‘We move in response to our conversation partner’s face, and our brain also fires as we move those muscles and stirs the passions. Paralyzing the face is idiotic.’
John M. Gottman
By the time most of us are adult, we have learned to mask our true feelings – at least as they show up in our face – because we have to get along at work, at home, and in social settings. So we pretend to be interested, we pretend to smile, we assume a bland expression when we are actually peeved, and so on.
Of course, we are not perfect at these polite deceptions. We cannot always manage to stifle that yawn completely. But for the most part, the face we present to the world is a polite mask that hides our true feelings. And that is a good thing, usually: it helps us all get along.
But the face does sometimes give away our strongest feelings. You can learn to read what are called micro-expressions – sudden ‘leakages’ of true emotion through the mask of the face, with some training. These micro-expressions are fleeting – less than a second in duration. And they typically only show up when we are trying to hide a very strong feeling that is at odds with what we are admitting to. The expression of true feeling will suddenly and briefly break out across our face like a flash of lightning in the dark and be gone.
Establish a ‘baseline’ in the person you are looking for micro-expressions in.
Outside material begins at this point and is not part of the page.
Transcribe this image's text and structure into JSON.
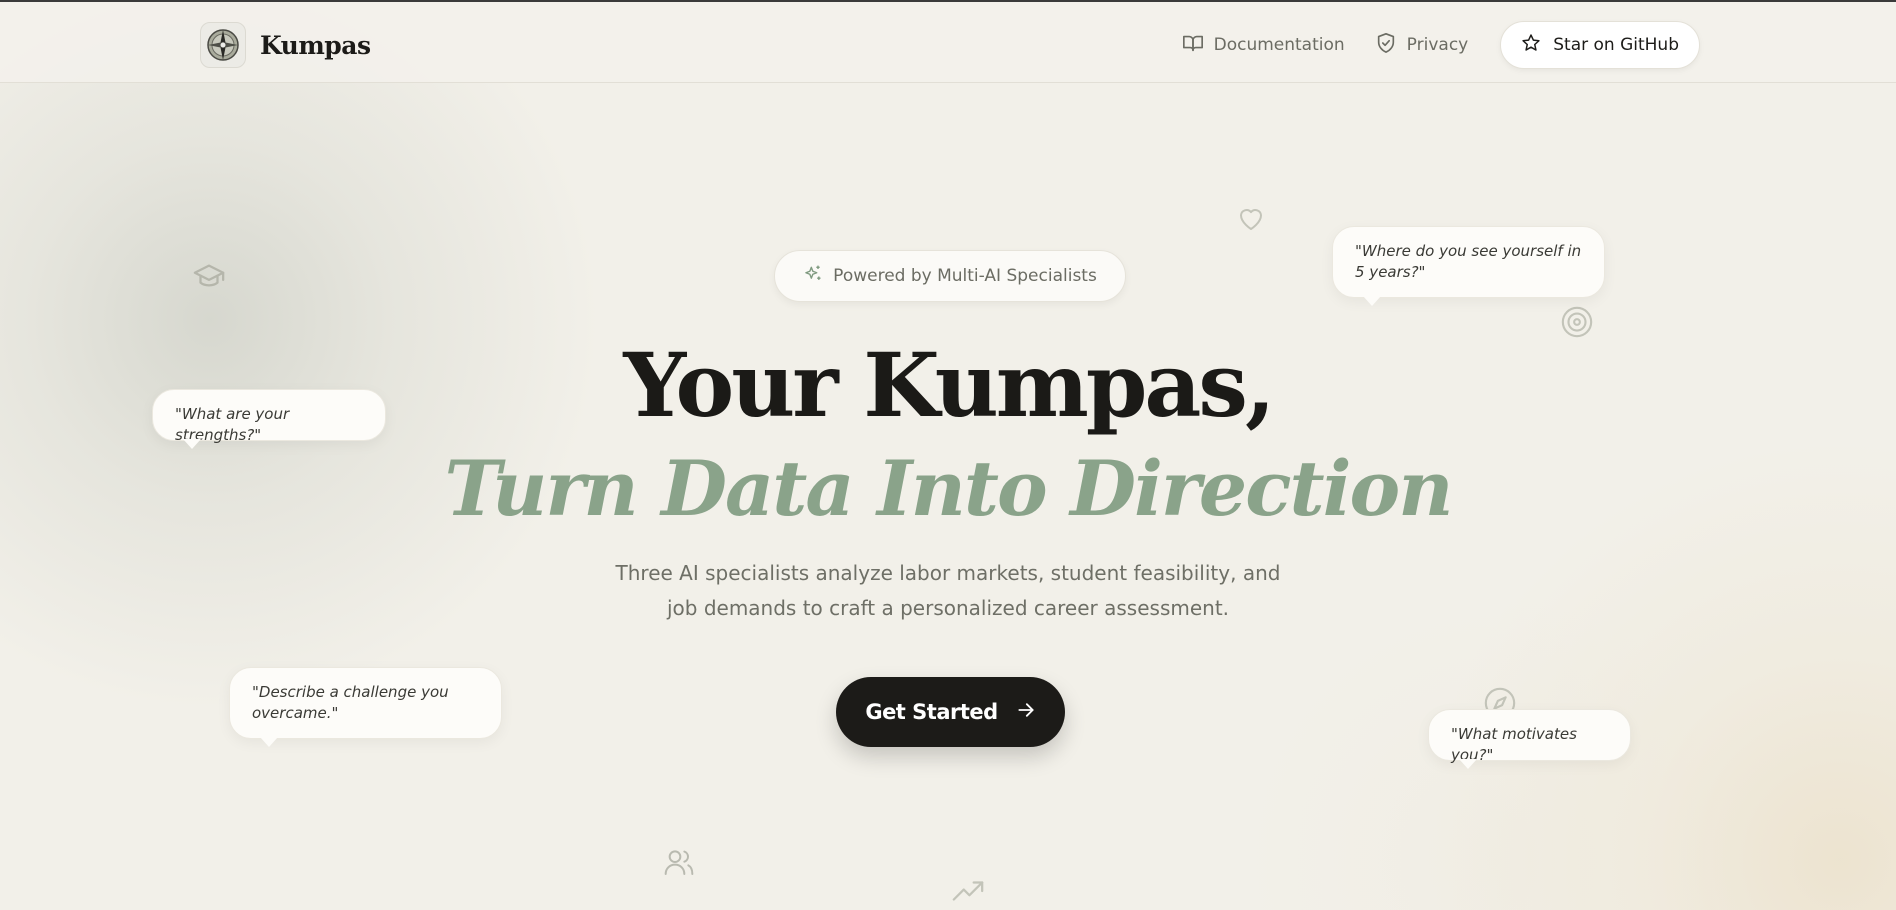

A baseline is their normal muscle activity when feeling little or no emotion. Ask them normal questions. Take mental note of their muscle activity when telling the truth.
Notice your own gut reactions to people. If they make you feel uncomfortable then perhaps you are unconsciously noticing the micro-expressions. When this happens, ask them questions about which they will probably lie and watch their face intently for quick ‘twitches‘.
An easy way of practicing identification of micro-expressions is to watch television or online videos of live interviews. Politicians are always interesting as they are often motivated not to tell the whole. While micro-expressions are often facial, they can also appear in the body, for example in small movements of the hand and twitches of the legs.
Micro-expressions happen quickly, but they can be detected. Once you know that they happen and are concerned that somebody may be lying or suppressing emotions, just watch carefully for them. This is not that easy as they are very brief. You may miss several, but if you can ask a pointed question and then watch carefully, the micro-expression may be seen.
Signs of emotions may be indicated below. These are usually quick and attenuated forms of the normal expression of the emotion.
Anger – lowered eyebrows, tense lips and eye lids and wrinkled forehead
Disgust – raising of upper lip, narrowed eyes, wrinkled nose and narrowed eye brows
Fear – eyes and mouth open rather widely, eyebrows raised and nostrils flared
Happiness – raising corner of lips and cheeks, narrowing eyes to produce “crow’s feet” on the outside of each eye
Sadness – narrowed eyes, eyebrows together, down-pointed mouth, and a pulling up of the chin
Surprise – dropped jaw, relaxed lips and mouth, widened eyes and slightly raised eyelids and eyebrows
Contempt – single raised corner of the mouth, slight tightening of the eyelids (sneer)
‘..so brief that they are barely perceptible to the untrained observer. Micro displays may be fragments of a squelched, neutralized or masked display.’